A contagem regressiva começou. O futuro do TikTok nos Estados Unidos será decidido até o sábado, 5 de abril de 2025. A plataforma precisa se desvincular da empresa chinesa ByteDance ou enfrentará um veto definitivo no país. Nesse cenário tenso, diversas figuras e empresas surgem como possíveis compradores, incluindo desde magnatas da tecnologia até gigantes do varejo e investidores arrojados. Entenda o que está em jogo — e quem está disposto a jogar.
Amazon entra no páreo com uma proposta de última hora
De acordo com o The New York Times, a Amazon teria enviado uma proposta formal para adquirir o TikTok. A oferta foi comunicada em uma carta ao senador J.D. Vance e ao secretário de Comércio, Howard Lutnick. Apesar dos rumores, nenhuma das partes envolvidas confirmou publicamente a negociação.
A gigante do varejo já possui laços com o TikTok. A rede social, que conta com cerca de 170 milhões de usuários norte-americanos, tornou-se um canal poderoso de vendas, com influenciadores promovendo produtos e redirecionando seguidores para a Amazon, onde recebem comissões pelas compras. Além disso, a infraestrutura tecnológica da Amazon já serve de base para algumas operações da plataforma.
Criador do OnlyFans quer fazer história novamente
Tim Stokely, fundador do OnlyFans, também está interessado em adquirir o TikTok. Por meio de sua startup Zoop, ele teria se unido a uma fundação ligada ao universo das criptomoedas para apresentar uma proposta de compra de última hora, segundo informações da revista Forbes.
A movimentação de Stokely mostra que o interesse na rede social vai além das big techs. O criador de uma das plataformas mais disruptivas da última década pode estar prestes a tentar repetir o feito com um novo império digital.
Investidores e fundos de capital entram em cena
A disputa pelo TikTok também atraiu a atenção de grandes fundos de capital privado e empresas de investimento. A Blackstone, por exemplo, estaria avaliando juntar forças com acionistas não chineses da ByteDance — como Susquehanna International Group e General Atlantic — para formar uma coalizão e lançar uma oferta competitiva.
Outro nome forte é a Andreessen Horowitz, firma de capital de risco dos EUA, que busca financiamento externo para comprar a parte dos investidores chineses na ByteDance. Segundo o Financial Times, a proposta estaria sendo coordenada com a Oracle e outros interessados norte-americanos para garantir que a rede social continue operando no país sob controle local.
MrBeast: o influenciador bilionário que quer salvar o TikTok
Em meio ao impasse, até mesmo celebridades digitais demonstraram interesse na compra da plataforma.
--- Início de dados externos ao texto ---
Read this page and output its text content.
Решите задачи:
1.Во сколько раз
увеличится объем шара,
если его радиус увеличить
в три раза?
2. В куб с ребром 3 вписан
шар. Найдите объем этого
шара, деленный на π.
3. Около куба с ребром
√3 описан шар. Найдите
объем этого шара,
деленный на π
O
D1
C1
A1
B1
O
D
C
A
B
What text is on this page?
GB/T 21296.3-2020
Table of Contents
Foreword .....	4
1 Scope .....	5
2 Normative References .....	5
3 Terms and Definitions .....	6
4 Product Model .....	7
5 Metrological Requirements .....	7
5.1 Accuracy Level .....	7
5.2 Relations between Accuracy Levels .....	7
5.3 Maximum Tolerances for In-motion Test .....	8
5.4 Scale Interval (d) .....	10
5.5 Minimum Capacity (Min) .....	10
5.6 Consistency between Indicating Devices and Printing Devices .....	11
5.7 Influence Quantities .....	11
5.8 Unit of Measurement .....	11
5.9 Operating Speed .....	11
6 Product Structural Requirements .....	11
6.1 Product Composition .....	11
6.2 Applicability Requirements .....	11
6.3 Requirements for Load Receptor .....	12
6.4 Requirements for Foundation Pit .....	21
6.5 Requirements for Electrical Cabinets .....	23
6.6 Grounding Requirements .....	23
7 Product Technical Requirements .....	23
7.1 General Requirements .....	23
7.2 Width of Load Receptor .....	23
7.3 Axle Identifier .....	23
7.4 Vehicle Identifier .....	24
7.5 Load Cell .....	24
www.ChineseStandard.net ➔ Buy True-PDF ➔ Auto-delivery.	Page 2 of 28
Jimmy Donaldson, mais conhecido como MrBeast, declarou publicamente sua intenção de adquirir o TikTok. Em janeiro de 2025, ele compartilhou que havia se reunido com advogados e outros milionários para discutir uma proposta concreta.
“Temos uma oferta pronta. Os EUA merecem o TikTok”, disse ele em um vídeo, apelando diretamente à plataforma para deixá-lo “salvá-la”. A proposta ganhou apoio massivo de seus seguidores, com alguns até fazendo doações para tornar a compra possível.
Elon Musk desmente interesse, mas provoca reflexões
Outro nome envolvido nos rumores foi Elon Musk. Durante o mesmo período, a Bloomberg chegou a publicar que ele estaria interessado na aquisição do TikTok. No entanto, a própria plataforma rapidamente desmentiu essa informação.
Posteriormente, o empresário esclareceu que não pretendia comprar a rede social. “Não tenho planos para o que faria com o TikTok se o tivesse”, afirmou Musk em uma entrevista à Cúpula Econômica do jornal alemão Welt. Ele ainda comentou que seu foco seria entender e possivelmente reformular o algoritmo, caso algum dia tivesse acesso à plataforma — mas deixou claro que não a utiliza pessoalmente.
O futuro de uma plataforma que molda gerações
Com tantas propostas na mesa e o tempo se esgotando, o destino do TikTok nos EUA permanece incerto. Seja nas mãos de uma big tech, de um bilionário criador de conteúdo, ou de um fundo de investimento ambicioso, o futuro da rede social será decidido muito em breve. A única certeza é que o desfecho terá impacto direto em milhões de usuários e no ecossistema digital global.